September 14, 2023
In one of the most memorable ad lines ever written, product maker Kimberly-Clark asked readers: Remember how simple life used to be?
For farmers, those days of hitching up Old Sal the Mule and heading to the West 40 to plow are but a distant memory as artificial intelligence expansion continues to transform most every process where something is grown --- in this case, the rapid transformation of AI in the grape-growing/wine-producing sector.
AI is being used to solve a variety of challenges facing grape growers --- pests and diseases; weather impacts; soil conditions, and labor costs, all of which impact overall productivity and profitability.

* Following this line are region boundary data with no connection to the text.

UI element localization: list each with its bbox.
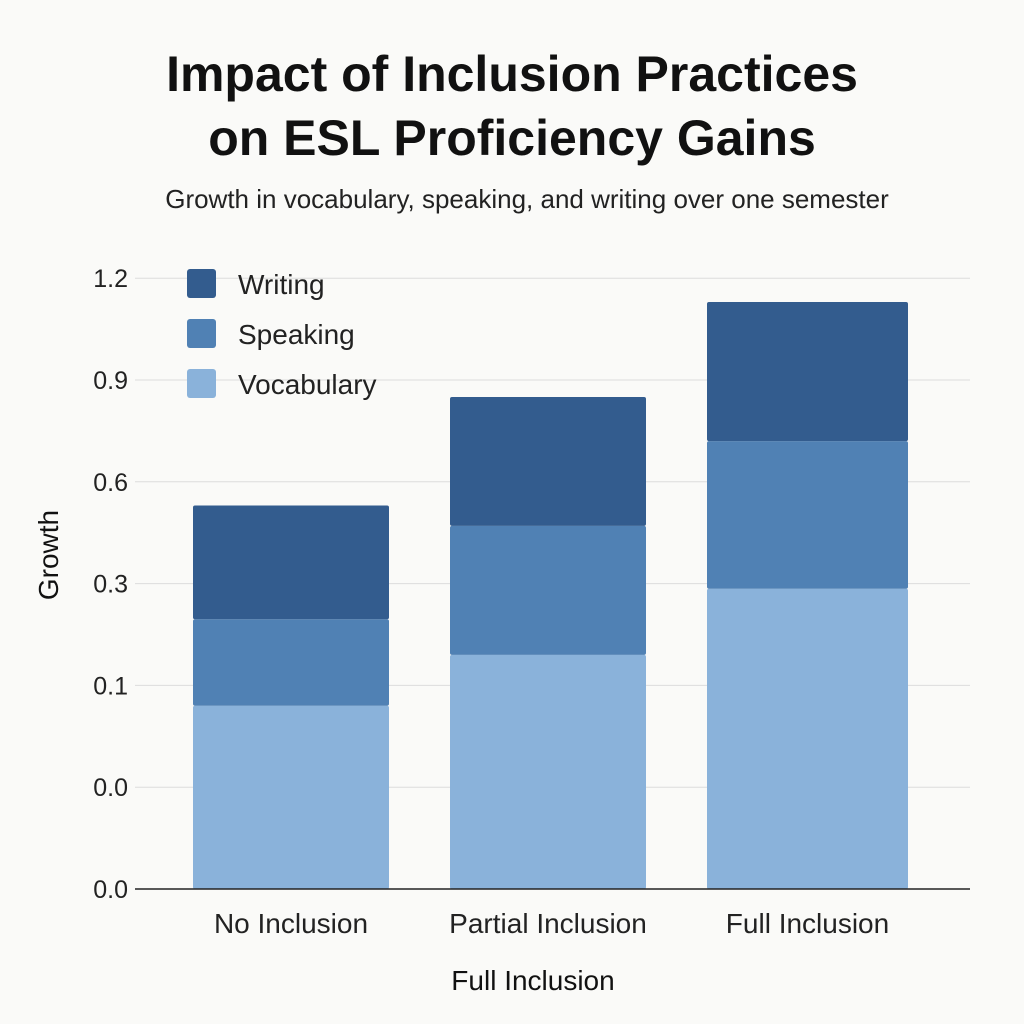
chart-title-line1: Impact of Inclusion Practices [166,46,858,102]
bar-segment-vocabulary [193,705,389,889]
legend-label-writing: Writing [238,269,325,300]
bar-segment-vocabulary [450,654,646,889]
chart-title: Impact of Inclusion Practices on ESL Pro… [0,42,1024,170]
bar-segment-speaking [193,619,389,706]
y-tick-label: 0.0 [93,774,128,802]
x-tick-label: No Inclusion [214,908,368,939]
bar-segment-writing [193,505,389,620]
y-axis-label: Growth [33,510,64,600]
bar-segment-speaking [707,441,908,589]
legend-swatch-writing [187,269,216,298]
x-tick-label: Partial Inclusion [449,908,647,939]
chart-title-line2: on ESL Proficiency Gains [208,110,816,166]
bar-segment-writing [450,396,646,526]
y-tick-label: 1.2 [93,265,128,293]
x-axis-label: Full Inclusion [451,965,614,996]
y-tick-label: 0.3 [93,571,128,599]
chart-subtitle: Growth in vocabulary, speaking, and writ… [165,184,889,214]
y-tick-label: 0.1 [93,672,128,700]
bar-segment-vocabulary [707,588,908,889]
x-tick-label: Full Inclusion [726,908,889,939]
bar-segment-speaking [450,525,646,655]
legend-swatch-speaking [187,319,216,348]
legend-swatch-vocabulary [187,369,216,398]
y-tick-label: 0.9 [93,367,128,395]
bar-segment-writing [707,301,908,442]
y-tick-label: 0.6 [93,469,128,497]
legend-label-speaking: Speaking [238,319,355,350]
legend-label-vocabulary: Vocabulary [238,369,377,400]
y-tick-label: 0.0 [93,876,128,904]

A recent Wine Industry Network presentation intended for the grower community went so far as predicting that developments in artificial intelligence would represent, “The Future of Grape Growing.”

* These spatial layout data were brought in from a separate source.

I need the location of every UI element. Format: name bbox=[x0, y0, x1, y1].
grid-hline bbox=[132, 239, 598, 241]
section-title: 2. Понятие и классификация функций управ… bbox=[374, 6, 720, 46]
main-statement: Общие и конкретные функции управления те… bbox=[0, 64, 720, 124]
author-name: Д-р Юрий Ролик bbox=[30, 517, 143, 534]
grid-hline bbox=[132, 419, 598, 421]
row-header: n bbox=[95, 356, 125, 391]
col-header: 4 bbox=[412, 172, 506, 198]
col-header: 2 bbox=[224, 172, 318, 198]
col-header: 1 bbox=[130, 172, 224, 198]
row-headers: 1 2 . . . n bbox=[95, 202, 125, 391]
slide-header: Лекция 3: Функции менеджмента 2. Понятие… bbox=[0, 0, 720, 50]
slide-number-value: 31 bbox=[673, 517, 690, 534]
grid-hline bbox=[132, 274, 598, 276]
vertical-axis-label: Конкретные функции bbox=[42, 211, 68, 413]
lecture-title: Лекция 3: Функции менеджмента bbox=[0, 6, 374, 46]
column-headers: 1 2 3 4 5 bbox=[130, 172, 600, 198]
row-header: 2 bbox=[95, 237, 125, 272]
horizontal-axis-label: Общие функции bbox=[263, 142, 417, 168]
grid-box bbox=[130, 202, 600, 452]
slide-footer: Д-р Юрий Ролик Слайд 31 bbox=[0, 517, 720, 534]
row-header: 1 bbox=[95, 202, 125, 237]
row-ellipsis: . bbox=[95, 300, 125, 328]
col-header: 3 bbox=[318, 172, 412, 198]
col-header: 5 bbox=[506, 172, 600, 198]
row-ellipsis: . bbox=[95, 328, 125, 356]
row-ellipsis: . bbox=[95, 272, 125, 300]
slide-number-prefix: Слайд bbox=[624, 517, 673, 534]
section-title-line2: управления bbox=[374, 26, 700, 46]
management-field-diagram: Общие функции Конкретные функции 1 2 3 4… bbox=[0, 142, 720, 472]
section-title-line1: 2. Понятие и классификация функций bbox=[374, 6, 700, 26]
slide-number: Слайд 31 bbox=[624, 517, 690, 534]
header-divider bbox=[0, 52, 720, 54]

The webinar content supported an earlier Forbes magazine article that reported, “AI touches everything in the winemaking process from vineyard soil analysis to how consumers select a preferred vintage. AI is already present in the form of intelligent machines and sensors that assess soil conditions and water needs for the grapes. Automated drones fly above the vines with thermal infrared cameras checking hydration, disease, and pest damage.”
The article, written several years ago, is prescient in its prediction that, “Ultimately, robots might take over tasks in the vineyard.”

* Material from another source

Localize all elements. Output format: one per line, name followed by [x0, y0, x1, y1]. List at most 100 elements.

That was then. This is now where publications like Tech Briefs feature stories about Cornell University’s PhytoPatholoBots rolling through the vines where their computer vision gathers data on the physiological state of each cluster as the vineyard is evaluated leaf-by-leaf, in real time.
In other parts of the world, Australia for example, Geospatial Artificial Intelligence for Agriculture uses AI software and a satellite image library to plot every vineyard in the country to monitor crop conditions and fruit quality.
The WIN conference was divided into three sessions covering irrigation practices, something termed “Climate-Friendly Farming”, and the transformative potential of Artificial Intelligence in grape-growing.
Definition of AI
Speaker Tom Shepland began by suggesting a definition of AI was a good starting place. He called it, “A computer system that performs a task that would otherwise require human intelligence” and under that mantle he cited monitoring and robotics tasks and large language models (like ChatGPT). “Algorithms --- like a cooking recipe --- are a list of instructions that tell a computer how to take input data and produce output data.
“Machine learning is a type of algorithm, a subset of artificial intelligence that uses data to produce its own instructions via a neural network that resembles a biological brain that turns input data into output data.”
Carlos Danti, a Napa County winegrowing director responsible for 700 acres, told how a growing archive of information was helping him do more with less, maximizing and reusing water for greater efficiency. By reducing block size from five to two acres, “our employees can manage more technology and automation to irrigate sub-blocks together and improve the system by adopting this developing automation with new blocks coming in.
“Napa topography, with lots of changes in elevation, is not easy to farm,” he admitted, “but using sensors makes it far easier than having to be on an ATV doing visual checks.”
Viticulturist Margarita Postoronca works with Danti and told of their learning curve involving retrofitting older blocks with hotspots. “We learned our system was not working as well as we thought it was. Using developing technology, we have gained more efficiency over actions and efficiencies. We work with Mother Nature, so any control we can achieve over hot spots becomes beneficial to us. With dashboards in the field, we can check on our I-pads and track what’s happening.”Attesting to the value of increased technology and sensory monitoring was Cassie Braswell of Nichols Family Farm who spoke to what she called Hot Spot Agriculture that her farm implemented in 2018. “Sensors are rate-analysis tools that record time of use and monitor things like sustainability, efficiency, and profitability. We can cover a lot more ground using sensors.”